Bildungsregion Osnabrück: Ganztagsschule braucht Partner : Datum: Autor: Autor/in: Ralf Augsburg
Mit ihrem ersten Fachtag "Schule den GANZen TAG als Lern- und Lebensort gestalten" am 24. März 2017 setzte die Bildungsregion Osnabrück starke Impulse für die Zukunft.
Der Fachbereich Bildung, Schule und Sport und der Fachbereich Kinder, Jugendliche und Familie der Stadt Osnabrück waren am 24. März 2017 die Gastgeber des Fachtags „Schule den GANzen TAG als Lern- und Lebensort gestalten“ in der Volkshochschule Osnabrück. Thomas Nachtwey, der lange die Serviceagentur „Ganztägig lernen“ Niedersachsen geleitet hat, ist im Fachbereich als Bildungskoordinator zusammen mit Ute Tromp und Beate Seipelt zuständig für die Etablierung der Bildungsregion.

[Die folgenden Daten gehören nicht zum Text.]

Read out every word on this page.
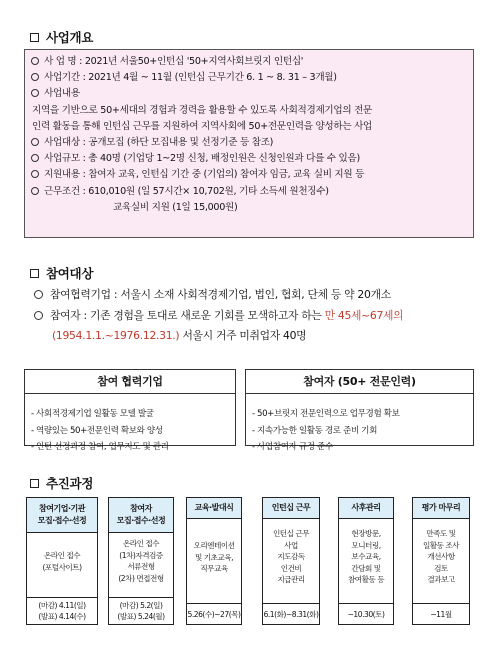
사업개요
사 업 명 : 2021년 서울50+인턴십 '50+지역사회브릿지 인턴십'
사업기간 : 2021년 4월 ~ 11월 (인턴십 근무기간 6. 1 ~ 8. 31 – 3개월)
사업내용
지역을 기반으로 50+세대의 경험과 경력을 활용할 수 있도록 사회적경제기업의 전문
인력 활동을 통해 인턴십 근무를 지원하여 지역사회에 50+전문인력을 양성하는 사업
사업대상 : 공개모집 (하단 모집내용 및 선정기준 등 참조)
사업규모 : 총 40명 (기업당 1~2명 신청, 배정인원은 신청인원과 다를 수 있음)
지원내용 : 참여자 교육, 인턴십 기간 중 (기업의) 참여자 임금, 교육 실비 지원 등
근무조건 : 610,010원 (일 57시간× 10,702원, 기타 소득세 원천징수)
교육실비 지원 (1일 15,000원)
참여대상
참여협력기업 : 서울시 소재 사회적경제기업, 법인, 협회, 단체 등 약 20개소
참여자 : 기존 경험을 토대로 새로운 기회를 모색하고자 하는 만 45세~67세의
(1954.1.1.~1976.12.31.) 서울시 거주 미취업자 40명
참여 협력기업
- 사회적경제기업 일활동 모델 발굴
- 역량있는 50+전문인력 확보와 양성
- 인턴 선정과정 참여, 업무지도 및 관리
참여자 (50+ 전문인력)
- 50+브릿지 전문인력으로 업무경험 확보
- 지속가능한 일활동 경로 준비 기회
- 사업참여자 규정 준수
추진과정
참여기업·기관
모집·접수·선정
온라인 접수
(포털사이트)
(마감) 4.11(일)
(발표) 4.14(수)
참여자
모집·접수·선정
온라인 접수
(1차)자격검증
서류전형
(2차) 면접전형
(마감) 5.2(일)
(발표) 5.24(월)
교육·발대식
오리엔테이션
및 기초교육,
직무교육
5.26(수)~27(목)
인턴십 근무
인턴십 근무
사업
지도감독
인건비
지급관리
6.1(화)~8.31(화)
사후관리
현장방문,
모니터링,
보수교육,
간담회 및
참여활동 등
~10.30(토)
평가 마무리
만족도 및
일활동 조사
개선사항
검토
결과보고
~11월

Das Ministerium hat als Teil der „Qualitätsoffensive Bildung“ seit Anfang 2015 mit 32 Kommunen Rahmenvereinbarungen für Bildungsregionen geschlossen, darunter vor zwei Jahren auch mit der Stadt und dem Landkreis Osnabrück. Zur Unterstützung der Kommunen ordnet das Land bis zu 23 Lehrkräfte als Bildungskoordinatoren ab und fördert die Bildungsregionen mit jährlich 2 Millionen Euro. Die Bildungskoordinatorinnen und -koordinatoren bringen unter anderem ihre schulischen Erfahrungen in die Arbeit ein.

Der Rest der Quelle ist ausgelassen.